Liputan6.com, Jakarta Kebiasaan membuang sampah dan limbah di sungai membuat airnya menjadi kotor. Air keruh nan bau tidak baik untuk digunakan mencuci pakaian apalagi untuk diminum.
Lantas, apakah air yang terkena limbah dapat digunakan untuk wudhu?
Advertisement
Dalam literatur kitab fikih, dijumpai beberapa keterangan yang menjelaskan mengenai hukum wudhu dengan air yang terkena limbah. Menurut Qadhi Abu Suja’ ada tujuh macam air yang termasuk dalam kategori air yang dapat digunakan untuk berwudhu, yakni:
- Air hujan
- Air laut
- Air sungai
- Air sumur
- Air dari mata air
- Air salju
- Air dari hasil hujan es.
Sebagaimana diterangkan Qadhi Abu Suja’ dalam kitab Matan Abi Suja’ halaman 25 berikut:
المياه التي يجوز التطهير بها سبع مياه: ماء السماء، وماء البحر، وماء النهر، وماء البئر، وماء العين, وماء الثلج، وماء البرد
“Air yang dapat digunakan untuk bersuci ada tujuh macam, yakni air hujan, air laut, air sungai, air sumur, air mata air, air salju, dan air dari hasil hujan es,“ seperti mengutip laman resmi Kementerian Agama Republik Indonesia (Kemenag RI), Rabu (31/7/2024).
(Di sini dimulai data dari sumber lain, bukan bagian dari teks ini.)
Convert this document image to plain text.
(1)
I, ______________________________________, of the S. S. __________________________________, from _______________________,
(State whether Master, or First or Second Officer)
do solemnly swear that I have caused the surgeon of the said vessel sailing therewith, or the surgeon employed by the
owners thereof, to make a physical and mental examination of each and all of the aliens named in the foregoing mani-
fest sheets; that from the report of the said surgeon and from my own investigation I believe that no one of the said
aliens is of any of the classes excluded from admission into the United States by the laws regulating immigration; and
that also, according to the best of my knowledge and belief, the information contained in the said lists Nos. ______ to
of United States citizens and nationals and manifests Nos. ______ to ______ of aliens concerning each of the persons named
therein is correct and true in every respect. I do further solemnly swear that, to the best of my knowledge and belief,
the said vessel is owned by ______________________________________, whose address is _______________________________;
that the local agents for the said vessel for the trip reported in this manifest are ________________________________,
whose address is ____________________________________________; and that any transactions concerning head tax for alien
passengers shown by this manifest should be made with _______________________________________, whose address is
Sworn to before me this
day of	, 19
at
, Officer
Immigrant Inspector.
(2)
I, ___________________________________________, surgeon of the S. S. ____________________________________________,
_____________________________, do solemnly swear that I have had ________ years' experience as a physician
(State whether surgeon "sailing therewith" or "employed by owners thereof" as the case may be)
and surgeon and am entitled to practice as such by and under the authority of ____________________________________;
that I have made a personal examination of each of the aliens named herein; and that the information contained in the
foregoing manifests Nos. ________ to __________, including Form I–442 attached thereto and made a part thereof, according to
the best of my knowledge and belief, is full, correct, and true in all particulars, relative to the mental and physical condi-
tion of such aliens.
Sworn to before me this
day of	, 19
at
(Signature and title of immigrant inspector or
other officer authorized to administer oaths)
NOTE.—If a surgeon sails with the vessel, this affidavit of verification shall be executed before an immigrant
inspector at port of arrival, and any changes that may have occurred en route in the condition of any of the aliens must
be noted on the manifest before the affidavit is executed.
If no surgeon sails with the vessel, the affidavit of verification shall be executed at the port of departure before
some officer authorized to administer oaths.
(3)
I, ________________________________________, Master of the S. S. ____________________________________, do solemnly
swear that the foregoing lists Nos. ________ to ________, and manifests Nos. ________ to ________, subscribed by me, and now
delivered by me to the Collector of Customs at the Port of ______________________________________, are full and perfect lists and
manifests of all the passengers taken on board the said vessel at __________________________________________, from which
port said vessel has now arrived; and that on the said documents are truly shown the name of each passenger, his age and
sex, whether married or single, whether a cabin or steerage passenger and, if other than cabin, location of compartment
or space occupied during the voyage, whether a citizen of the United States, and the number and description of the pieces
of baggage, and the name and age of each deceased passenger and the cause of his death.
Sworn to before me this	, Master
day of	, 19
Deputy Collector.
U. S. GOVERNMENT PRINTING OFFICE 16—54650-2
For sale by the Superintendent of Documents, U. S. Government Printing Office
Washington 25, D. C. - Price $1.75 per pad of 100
Tujuh macam air itu disebut sebagai air mutlak selama masih pada sifat asli penciptaannya. Bila sifat asli penciptaannya berubah, maka air itu tak lagi disebut air mutlak dan hukum penggunaannya pun berubah.
Boleh Digunakan Asal…
Meski begitu, bagi seseorang tetap diperbolehkan bersuci dengan air yang terkena limbah, selama limbah tersebut tidak sampai mengubah warna, rasa, atau bau dari air.
Namun, apabila ada benda najis atau benda hasil limbah sampai larut ke dalam air, sehingga merubah warna, bau dan rasa air, maka tidak lagi dapat digunakan untuk bersuci.
Sebagaimana keterangan Imam Syafi’i, dalam kitab Al-Umm, juz 1, halaman 20 berikut:
وَإِذَا وَقَعَ فِي الْمَاءِ شَيْءٌ حَلَالٌ فَغَيَّرَ لَهُ رِيحًا أَوْ طَعْمًا، وَلَمْ يَكُنْ الْمَاءُ مُسْتَهْلَكًا فِيهِ فَلَا بَأْسَ أَنْ يَتَوَضَّأَ بِهِ وَذَلِكَ أَنْ يَقَعَ فِيهِ الْبَانُ أَوْ الْقَطْرَانُ فَيَظْهَرُ رِيحُهُ أَوْ مَا أَشْبَهَهُ. وَإِنْ أَخَذَ مَاءً فَشِيبَ بِهِ لَبَنٌ أَوْ سَوِيقٌ أَوْ عَسَلٌ فَصَارَ الْمَاءُ مُسْتَهْلَكًا فِيهِ لَمْ يُتَوَضَّأْ بِهِ؛ لِأَنَّ الْمَاءَ مُسْتَهْلَكٌ فِيهِ إنَّمَا يُقَالُ لِهَذَا مَاءُ سَوِيقٍ وَلَبَنٍ وَعَسَلٍ مَشُوبٌ
Advertisement
Artinya
“Jika ada air kemasukan benda halal (suci) kemudian mengubah bau dan rasanya sedangkan antara benda yang membuat berubah dan air tidak melebur jadi satu, maka wudhu menggunakan air yang seperti ini hukumnya sah. Misalnya ada air kemasukan kayu atau tir kemudian baunya menyengat atau sejenisnya."
“Jika ada orang mengambil air, lalu dicampur dengan susu, tepung atau madu sehingga airnya larut menjadi satu, maka wudhu dengan air seperti ini hukumnya tidak sah. Karena air larut bersama benda dan mengubah netralitas nama air, bisa menjadikan namanya berubah menjadi air tepung, air susu, dan air madu.”
Simpulan
Dari penjelasan diatas dapat diketahui bahwa seseorang tetap diperbolehkan bersuci dengan air yang terkena limbah, selama limbah tersebut tidak sampai mengubah warna, rasa, atau bau dari air.
“Namun, apabila ada benda najis atau benda hasil limbah sampai larut kedalam air, sehingga mengubah warna, bau dan rasa air, maka tidak lagi dapat digunakan untuk bersuci,” tulis Tim Layanan Syariah, Ditjen Bimas Islam Kemenag RI.